They can take wastewater (which is no longer fresh), clean it up for use, and return it back to the system.
While Arizona is landlocked there's also not a ton of distance between it and the Gulf of California so they could do desalinization, although I imagine that's too costly to consider at the moment.
> It has its own water treatment plant at its Ocotillo campus in Chandler that’s similar to a municipal plant. There’s also a “brine reduction facility,” a public-private partnership with the city of Chandler, that brings 2.5 million gallons of Intel’s wastewater a day back to drinking standard. Intel uses some of the treated water again, and the rest is sent to replenish groundwater sources or be used by surrounding communities.
They're taking raw untreated river/lake/aquifer water, purifying it to an incredible degree for the fab. When they use the water it gets cleaned again.
Now that water can either be returned to the river/lake/aquifer or if you clean it sufficiently well it can go straight into municipal drinking water supplies. That's how this fresh water comes out of nowhere.
Maricopa and Pinal counties have lots of agricultural water that either comes directly off the Colorado river via canal, or is pumped from shallow alfalfa field runoff groundwater that is too full of nitrates to be even remotely potable.

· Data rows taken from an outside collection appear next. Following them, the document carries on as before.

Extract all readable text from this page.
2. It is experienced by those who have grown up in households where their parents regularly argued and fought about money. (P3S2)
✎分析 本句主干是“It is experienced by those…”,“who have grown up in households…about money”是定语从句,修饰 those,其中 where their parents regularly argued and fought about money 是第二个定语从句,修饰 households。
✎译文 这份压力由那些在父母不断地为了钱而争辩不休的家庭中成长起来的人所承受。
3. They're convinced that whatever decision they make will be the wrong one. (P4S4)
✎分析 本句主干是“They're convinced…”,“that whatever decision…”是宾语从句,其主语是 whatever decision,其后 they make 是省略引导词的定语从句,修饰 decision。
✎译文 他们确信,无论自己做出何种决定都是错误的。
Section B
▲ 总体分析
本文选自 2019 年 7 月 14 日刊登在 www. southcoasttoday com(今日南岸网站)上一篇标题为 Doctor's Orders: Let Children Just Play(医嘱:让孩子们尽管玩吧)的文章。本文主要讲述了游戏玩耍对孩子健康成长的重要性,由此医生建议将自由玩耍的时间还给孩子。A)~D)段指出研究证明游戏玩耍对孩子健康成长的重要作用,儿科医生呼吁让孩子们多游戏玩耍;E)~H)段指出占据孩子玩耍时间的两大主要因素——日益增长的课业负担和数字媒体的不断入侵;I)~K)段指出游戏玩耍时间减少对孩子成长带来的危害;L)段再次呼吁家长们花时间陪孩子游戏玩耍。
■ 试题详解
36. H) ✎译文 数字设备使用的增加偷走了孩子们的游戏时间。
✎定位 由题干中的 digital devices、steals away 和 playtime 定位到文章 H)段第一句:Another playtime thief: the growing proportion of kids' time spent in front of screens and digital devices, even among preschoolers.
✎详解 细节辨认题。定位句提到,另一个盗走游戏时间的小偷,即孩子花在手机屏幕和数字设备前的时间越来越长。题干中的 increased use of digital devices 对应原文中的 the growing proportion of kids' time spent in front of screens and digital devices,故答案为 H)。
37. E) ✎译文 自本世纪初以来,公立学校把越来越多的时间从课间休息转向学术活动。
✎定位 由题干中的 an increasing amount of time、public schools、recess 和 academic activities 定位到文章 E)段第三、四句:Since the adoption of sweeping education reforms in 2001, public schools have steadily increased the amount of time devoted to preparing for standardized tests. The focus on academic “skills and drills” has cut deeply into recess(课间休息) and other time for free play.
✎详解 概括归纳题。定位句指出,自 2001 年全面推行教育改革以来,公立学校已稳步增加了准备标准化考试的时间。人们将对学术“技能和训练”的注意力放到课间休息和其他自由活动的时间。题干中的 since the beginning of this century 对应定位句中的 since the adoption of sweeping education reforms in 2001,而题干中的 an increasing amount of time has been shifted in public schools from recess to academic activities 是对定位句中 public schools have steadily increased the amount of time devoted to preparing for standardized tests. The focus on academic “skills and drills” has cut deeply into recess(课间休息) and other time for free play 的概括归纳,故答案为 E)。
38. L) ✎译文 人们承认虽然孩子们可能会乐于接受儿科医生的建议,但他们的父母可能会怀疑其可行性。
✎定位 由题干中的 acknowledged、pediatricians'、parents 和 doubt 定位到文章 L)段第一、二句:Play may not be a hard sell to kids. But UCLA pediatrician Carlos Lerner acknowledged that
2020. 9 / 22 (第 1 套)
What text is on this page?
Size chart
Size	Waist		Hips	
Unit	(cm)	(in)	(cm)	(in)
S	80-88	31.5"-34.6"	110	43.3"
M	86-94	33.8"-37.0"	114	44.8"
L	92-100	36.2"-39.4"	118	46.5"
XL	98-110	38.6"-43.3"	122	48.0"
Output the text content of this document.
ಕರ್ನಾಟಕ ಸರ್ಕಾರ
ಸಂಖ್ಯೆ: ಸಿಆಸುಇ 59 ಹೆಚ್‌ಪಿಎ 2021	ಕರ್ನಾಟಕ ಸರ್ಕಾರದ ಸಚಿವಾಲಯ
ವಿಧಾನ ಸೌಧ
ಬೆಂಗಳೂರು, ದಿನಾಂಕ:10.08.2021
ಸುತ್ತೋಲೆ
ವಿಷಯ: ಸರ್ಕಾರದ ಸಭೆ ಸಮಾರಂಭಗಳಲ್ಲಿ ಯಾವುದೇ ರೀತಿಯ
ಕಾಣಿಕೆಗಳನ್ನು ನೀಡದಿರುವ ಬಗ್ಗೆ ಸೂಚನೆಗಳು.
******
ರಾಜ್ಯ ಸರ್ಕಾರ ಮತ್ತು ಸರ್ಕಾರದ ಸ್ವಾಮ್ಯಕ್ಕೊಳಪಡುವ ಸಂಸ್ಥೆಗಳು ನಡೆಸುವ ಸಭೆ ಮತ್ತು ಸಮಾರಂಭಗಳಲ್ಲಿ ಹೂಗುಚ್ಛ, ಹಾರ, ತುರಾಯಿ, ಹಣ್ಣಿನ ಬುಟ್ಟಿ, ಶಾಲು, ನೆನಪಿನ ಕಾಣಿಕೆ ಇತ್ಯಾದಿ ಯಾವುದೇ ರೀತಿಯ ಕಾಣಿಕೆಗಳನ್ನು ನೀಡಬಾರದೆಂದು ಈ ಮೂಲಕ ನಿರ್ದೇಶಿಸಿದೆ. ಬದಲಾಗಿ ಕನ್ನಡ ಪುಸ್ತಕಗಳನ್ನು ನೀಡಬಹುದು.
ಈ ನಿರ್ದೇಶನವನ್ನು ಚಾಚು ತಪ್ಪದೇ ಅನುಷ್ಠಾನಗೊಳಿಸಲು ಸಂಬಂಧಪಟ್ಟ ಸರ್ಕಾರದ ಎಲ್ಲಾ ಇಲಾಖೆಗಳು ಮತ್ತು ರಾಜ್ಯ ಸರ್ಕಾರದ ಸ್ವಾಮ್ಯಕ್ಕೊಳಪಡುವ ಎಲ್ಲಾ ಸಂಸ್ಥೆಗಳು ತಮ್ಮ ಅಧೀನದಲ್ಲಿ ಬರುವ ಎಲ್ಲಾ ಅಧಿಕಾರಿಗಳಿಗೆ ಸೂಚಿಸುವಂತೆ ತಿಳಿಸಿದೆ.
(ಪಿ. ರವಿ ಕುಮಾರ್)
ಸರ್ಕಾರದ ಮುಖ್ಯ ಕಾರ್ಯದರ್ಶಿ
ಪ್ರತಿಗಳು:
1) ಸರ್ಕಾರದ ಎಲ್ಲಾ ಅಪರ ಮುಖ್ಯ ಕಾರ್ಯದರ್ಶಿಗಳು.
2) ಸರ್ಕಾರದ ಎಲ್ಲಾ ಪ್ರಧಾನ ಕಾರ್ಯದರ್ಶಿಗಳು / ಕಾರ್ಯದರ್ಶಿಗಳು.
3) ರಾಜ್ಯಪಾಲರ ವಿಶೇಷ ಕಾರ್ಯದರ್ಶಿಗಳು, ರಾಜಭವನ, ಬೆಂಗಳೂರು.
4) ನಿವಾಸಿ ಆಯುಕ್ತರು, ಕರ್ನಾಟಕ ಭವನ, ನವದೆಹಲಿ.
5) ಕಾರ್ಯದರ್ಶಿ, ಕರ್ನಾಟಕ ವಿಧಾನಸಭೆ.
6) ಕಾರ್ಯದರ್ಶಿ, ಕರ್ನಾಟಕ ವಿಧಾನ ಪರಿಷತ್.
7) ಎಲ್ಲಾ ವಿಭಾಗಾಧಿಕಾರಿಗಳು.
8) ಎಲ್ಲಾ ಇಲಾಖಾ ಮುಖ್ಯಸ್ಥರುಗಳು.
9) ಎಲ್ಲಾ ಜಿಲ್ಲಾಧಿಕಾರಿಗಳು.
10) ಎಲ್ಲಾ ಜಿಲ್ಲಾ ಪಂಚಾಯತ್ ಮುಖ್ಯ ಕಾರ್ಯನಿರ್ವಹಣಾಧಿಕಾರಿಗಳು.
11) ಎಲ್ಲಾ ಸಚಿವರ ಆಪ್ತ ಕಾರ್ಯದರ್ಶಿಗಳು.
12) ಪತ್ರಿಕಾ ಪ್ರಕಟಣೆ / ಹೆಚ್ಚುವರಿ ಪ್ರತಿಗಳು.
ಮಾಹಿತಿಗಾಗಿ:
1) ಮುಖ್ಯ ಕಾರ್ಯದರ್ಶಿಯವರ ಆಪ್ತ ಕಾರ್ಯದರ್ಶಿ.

We also, unlike the CA Central Valley or the Midwest who are apparently cool with depleting their resources as fast as humanly possible, are acutely aware of our groundwater supply constraints, given that we live in a desert, and practice a lot of aquifer recharge and management.
Intel cleans it, uses it, and dumps it into aquifer recharge, which cleans it even further.
The midwest gets more than enough water via rain, so nobody worries about water. Farmers don't irrigate crops, they just accept lower profits in drought years. You might be thinking of the west where water is a problem.